Dr Mohamed ibn Chambas, a former Special Representative of the United Nations Secretary-General for West Africa, says with current growth trajectory, the world is unlikely to attain the Sustainable Development Goals (SDGs) targets by 2030.
He said the SDGs agenda, although a laudable objective, this was now unlikely to be attained as the world was lagging behind in most, if not all, of the 17 objectives.
Dr Chambas stated this in Accra, when he launched the memoirs of the late Mr Alexander Quaison-Sackey, Ghana’s former Foreign Minister and the first African to serve as President of the United Nations (UN) General Assembly.
The book launch was organised by the Council on Foreign Relations Ghana (CFRG) in collaboration with the family of the late Mr Quaison-Sackey.
The 429 paged book, which was completed and edited by Madam Awo Aferba Quaison-Sackey, daughter of the late Mr Quaison-Sackey is a thrilling -albeit incomplete – life story, elegantly written.
Dr Chambas noted that the development agenda of the world remains stalled; saying “We are told in the book that the 1960s was declared the ‘development decade’.”
“Sixty years later, this decade is the final decade for attaining the Sustainable Development Goals (SDG 2015) aimed at halving poverty by 50 per cent in the developing countries.”
He said on Goal 1 for example, it had now been established that the world would miss the target by 2030.
He said the UN report on the SDGs for 2021 projects that by 2030, global poverty rate would be at seven per cent that was about 600 million people, meaning that the vision to eradicate poverty would be missed.
“In spite of the efforts of global partners, poverty (especially as measured by the absolute number of poor people) was already increasing in certain parts of the world.” Dr Chambas stated.

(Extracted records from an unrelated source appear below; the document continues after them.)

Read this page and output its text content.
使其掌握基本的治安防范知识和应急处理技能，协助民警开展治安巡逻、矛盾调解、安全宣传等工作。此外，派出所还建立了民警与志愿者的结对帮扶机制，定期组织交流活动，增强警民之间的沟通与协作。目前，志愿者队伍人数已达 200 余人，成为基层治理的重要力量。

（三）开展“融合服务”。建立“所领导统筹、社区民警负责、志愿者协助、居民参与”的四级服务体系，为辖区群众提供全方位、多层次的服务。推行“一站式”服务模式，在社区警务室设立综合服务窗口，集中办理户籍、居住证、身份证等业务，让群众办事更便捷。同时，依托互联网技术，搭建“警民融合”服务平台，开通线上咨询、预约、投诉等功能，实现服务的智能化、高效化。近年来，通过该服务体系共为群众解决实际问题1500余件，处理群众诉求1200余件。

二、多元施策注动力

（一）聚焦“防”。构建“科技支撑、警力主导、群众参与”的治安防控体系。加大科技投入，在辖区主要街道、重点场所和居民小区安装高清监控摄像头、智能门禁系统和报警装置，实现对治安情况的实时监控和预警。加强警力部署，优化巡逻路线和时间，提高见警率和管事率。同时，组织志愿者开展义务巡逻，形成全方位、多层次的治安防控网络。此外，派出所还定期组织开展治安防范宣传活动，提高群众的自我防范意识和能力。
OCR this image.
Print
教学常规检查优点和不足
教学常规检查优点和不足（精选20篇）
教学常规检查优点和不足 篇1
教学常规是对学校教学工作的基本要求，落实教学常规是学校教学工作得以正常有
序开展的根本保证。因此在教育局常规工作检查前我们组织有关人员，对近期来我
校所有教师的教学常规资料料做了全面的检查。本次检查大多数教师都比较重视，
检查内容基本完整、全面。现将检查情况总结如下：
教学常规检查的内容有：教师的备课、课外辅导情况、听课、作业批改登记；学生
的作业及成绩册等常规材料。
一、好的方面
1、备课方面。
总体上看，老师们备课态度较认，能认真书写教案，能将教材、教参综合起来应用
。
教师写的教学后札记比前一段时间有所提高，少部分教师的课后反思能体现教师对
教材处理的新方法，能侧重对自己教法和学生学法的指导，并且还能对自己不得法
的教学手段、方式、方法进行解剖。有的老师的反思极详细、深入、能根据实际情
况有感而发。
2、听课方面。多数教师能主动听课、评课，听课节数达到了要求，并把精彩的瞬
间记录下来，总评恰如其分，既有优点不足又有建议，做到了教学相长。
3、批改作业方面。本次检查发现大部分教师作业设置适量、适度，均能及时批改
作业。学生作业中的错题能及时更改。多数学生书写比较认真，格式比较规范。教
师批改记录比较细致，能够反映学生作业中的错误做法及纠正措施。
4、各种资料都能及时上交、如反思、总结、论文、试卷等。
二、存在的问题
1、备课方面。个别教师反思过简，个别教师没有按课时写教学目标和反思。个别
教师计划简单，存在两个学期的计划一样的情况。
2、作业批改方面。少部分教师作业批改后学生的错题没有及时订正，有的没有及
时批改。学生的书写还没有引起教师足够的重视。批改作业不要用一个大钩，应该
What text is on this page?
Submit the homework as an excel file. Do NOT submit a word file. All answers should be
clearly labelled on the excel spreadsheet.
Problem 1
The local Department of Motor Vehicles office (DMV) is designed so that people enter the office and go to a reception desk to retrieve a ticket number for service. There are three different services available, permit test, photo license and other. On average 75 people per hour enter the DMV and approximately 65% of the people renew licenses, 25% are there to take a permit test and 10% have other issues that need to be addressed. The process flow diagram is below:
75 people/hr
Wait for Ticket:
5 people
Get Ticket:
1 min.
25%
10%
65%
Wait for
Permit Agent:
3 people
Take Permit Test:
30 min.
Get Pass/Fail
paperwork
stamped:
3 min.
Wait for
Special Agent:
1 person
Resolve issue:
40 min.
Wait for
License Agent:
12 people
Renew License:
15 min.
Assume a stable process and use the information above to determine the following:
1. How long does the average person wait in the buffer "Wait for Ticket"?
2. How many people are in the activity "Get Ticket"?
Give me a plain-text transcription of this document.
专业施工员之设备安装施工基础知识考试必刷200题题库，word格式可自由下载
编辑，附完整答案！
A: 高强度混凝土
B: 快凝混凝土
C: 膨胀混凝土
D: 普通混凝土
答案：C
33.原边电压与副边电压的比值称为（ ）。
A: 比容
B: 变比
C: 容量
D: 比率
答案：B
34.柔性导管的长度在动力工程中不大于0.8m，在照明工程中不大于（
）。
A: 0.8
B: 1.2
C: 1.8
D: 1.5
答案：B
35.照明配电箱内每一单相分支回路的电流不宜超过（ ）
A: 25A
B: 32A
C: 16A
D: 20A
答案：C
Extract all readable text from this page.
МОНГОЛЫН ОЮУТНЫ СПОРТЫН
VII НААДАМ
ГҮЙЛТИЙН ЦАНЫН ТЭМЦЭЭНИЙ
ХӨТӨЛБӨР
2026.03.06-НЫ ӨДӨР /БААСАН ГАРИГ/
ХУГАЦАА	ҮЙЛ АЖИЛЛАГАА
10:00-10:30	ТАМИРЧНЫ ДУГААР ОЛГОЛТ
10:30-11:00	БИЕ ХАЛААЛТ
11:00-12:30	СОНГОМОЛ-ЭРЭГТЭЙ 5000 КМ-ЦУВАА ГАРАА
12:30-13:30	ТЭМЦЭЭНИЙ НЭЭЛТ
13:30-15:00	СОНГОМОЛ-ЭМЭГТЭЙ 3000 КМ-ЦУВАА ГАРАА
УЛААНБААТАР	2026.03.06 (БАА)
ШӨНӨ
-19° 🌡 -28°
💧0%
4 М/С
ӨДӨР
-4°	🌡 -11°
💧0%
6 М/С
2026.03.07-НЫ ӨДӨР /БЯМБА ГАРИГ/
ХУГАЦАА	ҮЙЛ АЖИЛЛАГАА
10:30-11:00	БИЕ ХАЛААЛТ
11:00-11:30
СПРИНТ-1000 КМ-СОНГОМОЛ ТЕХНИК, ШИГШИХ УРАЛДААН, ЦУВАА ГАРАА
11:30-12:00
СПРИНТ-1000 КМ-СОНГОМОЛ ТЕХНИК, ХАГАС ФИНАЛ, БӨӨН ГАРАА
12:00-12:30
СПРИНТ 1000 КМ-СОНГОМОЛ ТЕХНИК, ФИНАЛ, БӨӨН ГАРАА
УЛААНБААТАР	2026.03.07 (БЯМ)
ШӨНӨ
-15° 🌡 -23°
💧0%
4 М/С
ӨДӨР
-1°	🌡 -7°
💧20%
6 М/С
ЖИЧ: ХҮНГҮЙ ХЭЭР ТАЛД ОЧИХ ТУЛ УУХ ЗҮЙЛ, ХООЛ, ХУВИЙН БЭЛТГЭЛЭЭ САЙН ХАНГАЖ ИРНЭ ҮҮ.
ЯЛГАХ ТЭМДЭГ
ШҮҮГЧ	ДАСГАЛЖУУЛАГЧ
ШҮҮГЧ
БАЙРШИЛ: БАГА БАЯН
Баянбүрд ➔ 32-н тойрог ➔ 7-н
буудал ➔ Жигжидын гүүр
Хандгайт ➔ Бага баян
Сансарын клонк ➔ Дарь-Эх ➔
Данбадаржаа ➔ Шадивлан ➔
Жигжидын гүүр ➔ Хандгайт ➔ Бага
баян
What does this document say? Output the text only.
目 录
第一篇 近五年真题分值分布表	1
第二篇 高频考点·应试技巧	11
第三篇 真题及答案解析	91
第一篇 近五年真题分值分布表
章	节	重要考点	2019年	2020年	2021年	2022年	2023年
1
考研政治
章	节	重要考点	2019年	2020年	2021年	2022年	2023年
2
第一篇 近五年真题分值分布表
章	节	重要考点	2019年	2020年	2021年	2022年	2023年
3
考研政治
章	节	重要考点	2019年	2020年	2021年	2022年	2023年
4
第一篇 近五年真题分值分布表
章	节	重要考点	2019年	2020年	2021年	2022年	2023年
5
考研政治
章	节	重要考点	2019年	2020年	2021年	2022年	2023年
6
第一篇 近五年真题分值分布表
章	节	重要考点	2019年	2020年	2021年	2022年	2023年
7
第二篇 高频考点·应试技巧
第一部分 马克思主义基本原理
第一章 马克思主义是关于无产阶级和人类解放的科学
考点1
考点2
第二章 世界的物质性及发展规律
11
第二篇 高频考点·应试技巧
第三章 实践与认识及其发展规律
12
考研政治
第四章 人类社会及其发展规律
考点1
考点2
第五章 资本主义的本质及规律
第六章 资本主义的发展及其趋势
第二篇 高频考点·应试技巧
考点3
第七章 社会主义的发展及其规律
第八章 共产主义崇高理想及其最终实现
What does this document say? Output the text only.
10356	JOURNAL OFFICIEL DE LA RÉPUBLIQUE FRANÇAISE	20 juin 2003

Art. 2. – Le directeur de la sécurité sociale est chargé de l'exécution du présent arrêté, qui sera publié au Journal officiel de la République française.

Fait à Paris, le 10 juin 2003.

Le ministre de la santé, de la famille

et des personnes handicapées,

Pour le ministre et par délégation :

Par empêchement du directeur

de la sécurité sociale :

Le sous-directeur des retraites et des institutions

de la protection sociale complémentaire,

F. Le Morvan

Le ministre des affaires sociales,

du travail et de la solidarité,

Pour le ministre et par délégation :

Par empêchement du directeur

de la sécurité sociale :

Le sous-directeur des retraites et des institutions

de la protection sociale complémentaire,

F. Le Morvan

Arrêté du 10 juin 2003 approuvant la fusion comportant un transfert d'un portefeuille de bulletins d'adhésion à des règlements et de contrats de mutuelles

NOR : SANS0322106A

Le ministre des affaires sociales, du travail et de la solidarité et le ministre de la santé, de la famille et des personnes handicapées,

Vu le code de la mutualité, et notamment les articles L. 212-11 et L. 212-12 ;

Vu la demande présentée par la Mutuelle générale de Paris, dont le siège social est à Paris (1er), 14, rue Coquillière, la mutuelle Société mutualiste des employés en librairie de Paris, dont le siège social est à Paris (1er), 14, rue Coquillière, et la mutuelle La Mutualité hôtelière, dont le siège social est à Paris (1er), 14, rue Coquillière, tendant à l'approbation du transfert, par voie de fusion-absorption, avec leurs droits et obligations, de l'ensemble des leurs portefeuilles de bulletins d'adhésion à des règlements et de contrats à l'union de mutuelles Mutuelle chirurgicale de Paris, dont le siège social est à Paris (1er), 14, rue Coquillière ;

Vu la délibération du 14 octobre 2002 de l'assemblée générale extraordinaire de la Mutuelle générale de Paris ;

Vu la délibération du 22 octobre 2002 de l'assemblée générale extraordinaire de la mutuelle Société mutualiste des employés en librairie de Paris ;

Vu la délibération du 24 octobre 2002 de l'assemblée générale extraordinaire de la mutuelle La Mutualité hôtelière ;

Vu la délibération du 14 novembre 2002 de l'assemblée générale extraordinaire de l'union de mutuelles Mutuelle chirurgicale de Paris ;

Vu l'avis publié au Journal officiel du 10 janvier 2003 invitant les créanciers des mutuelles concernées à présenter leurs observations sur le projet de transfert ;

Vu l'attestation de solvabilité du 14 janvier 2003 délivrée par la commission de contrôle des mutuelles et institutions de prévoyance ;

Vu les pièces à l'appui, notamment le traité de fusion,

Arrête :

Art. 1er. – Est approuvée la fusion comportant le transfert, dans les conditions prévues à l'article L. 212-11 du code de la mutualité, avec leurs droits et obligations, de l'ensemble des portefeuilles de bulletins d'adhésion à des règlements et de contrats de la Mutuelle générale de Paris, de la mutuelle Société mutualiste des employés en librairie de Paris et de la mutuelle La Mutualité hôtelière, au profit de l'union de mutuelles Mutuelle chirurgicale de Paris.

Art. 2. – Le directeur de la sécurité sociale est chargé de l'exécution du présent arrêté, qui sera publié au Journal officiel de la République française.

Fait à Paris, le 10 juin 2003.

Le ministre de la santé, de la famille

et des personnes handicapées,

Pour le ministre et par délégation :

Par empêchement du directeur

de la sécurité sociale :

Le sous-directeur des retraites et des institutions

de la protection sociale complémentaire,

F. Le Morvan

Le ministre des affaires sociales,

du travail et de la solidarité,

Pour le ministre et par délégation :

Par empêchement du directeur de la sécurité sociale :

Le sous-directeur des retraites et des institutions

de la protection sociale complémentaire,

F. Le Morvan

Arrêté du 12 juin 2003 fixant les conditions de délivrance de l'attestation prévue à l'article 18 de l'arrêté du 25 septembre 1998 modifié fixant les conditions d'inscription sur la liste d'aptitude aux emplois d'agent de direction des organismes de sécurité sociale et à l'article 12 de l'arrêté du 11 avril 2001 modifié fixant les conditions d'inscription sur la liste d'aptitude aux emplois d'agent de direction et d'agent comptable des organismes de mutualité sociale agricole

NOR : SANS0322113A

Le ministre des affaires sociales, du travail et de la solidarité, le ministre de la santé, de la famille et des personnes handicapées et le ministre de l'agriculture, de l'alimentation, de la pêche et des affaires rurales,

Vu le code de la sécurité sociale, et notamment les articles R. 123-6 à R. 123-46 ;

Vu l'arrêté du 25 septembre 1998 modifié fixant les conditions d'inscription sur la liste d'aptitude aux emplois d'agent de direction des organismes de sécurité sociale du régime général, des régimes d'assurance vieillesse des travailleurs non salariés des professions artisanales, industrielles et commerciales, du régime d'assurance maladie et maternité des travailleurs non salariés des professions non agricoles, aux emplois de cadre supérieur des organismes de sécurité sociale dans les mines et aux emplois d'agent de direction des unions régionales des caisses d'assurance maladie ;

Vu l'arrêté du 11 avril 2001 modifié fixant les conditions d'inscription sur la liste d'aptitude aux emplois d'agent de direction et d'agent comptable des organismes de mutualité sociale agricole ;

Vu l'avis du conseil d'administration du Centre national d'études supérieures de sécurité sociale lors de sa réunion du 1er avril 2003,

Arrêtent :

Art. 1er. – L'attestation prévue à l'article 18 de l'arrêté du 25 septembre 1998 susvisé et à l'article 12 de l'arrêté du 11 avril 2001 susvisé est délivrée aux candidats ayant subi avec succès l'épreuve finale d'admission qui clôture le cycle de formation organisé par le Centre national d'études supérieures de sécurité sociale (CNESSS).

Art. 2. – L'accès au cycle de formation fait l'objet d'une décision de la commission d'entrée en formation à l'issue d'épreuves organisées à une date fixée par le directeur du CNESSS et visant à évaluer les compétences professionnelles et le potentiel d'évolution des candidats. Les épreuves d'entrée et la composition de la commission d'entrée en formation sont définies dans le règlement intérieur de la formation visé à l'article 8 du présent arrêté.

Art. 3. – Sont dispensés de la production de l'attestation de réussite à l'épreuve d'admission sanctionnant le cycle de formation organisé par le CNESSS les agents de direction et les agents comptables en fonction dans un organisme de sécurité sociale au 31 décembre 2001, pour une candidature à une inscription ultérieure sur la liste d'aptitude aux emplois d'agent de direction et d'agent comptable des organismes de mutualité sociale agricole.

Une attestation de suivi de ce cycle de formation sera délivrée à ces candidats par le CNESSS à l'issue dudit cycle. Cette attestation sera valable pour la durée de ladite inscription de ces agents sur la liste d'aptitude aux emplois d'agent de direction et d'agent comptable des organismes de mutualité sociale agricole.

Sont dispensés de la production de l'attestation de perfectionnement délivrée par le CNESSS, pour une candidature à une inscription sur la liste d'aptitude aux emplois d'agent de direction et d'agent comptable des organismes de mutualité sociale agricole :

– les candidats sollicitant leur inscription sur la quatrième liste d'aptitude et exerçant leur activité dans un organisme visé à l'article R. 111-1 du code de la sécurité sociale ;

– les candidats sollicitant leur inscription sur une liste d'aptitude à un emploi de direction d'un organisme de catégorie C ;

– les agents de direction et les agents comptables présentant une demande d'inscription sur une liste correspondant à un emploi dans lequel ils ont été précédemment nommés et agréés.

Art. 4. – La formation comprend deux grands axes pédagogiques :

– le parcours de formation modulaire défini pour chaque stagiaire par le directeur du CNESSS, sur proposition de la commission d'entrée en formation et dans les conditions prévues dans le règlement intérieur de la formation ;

He said however, the COVID-19 pandemic had exacerbated this trend; stating that in 2020 alone, up to 124 million more people fell below the poverty line.
Dr Chambas said similar trends could be seen on Goal 2 focused on ending hunger.
He said close to a billion people faced hunger in 2020, an increase of 161 million from 2019, while the prevalence of undernourishment increased from 8.4 per cent in 2019 to nearly 10 per cent in 2020; stating that “In addition, inequality is widening both between countries and within countries”.
He said while East and South Asian countries were noted to be making significant progress, much of sub-Saharan Africa is not making much progress.
He said a report authored by renowned economist Jeffrey Sachs and his colleagues showed that majority of African countries were in the bottom pile of the SDG index, along with Latin American and Caribbean countries.
“Perhaps Ghana best illustrates within-country disparities on SDG progress,” Dr Chambas said.
He said by 2015 when the final MDG report was issued, before SDGs were launched, Ghana was said to have achieved the target of halving the poverty rate ahead of schedule from 51 per cent in 1994 to 24 per cent in 2006.
Dr Chambas said however, the Northern part of the country remained behind in most of the indicators such that by 2018, the Ghana Statistical Service reported that while the poverty rate in Greater Accra region was 2.5 per cent, it was 61.1 per cent in Northern region, 54.8 per cent in Upper East and 70.9 per cent in Upper West region.
He said the recently released multi-dimensional poverty profile of Ghana shows a similar picture; adding that this clearly indicates that the SDG goal of “leaving no one behind is far from being on track”.
“A whole lot of people is being left behind,” he said.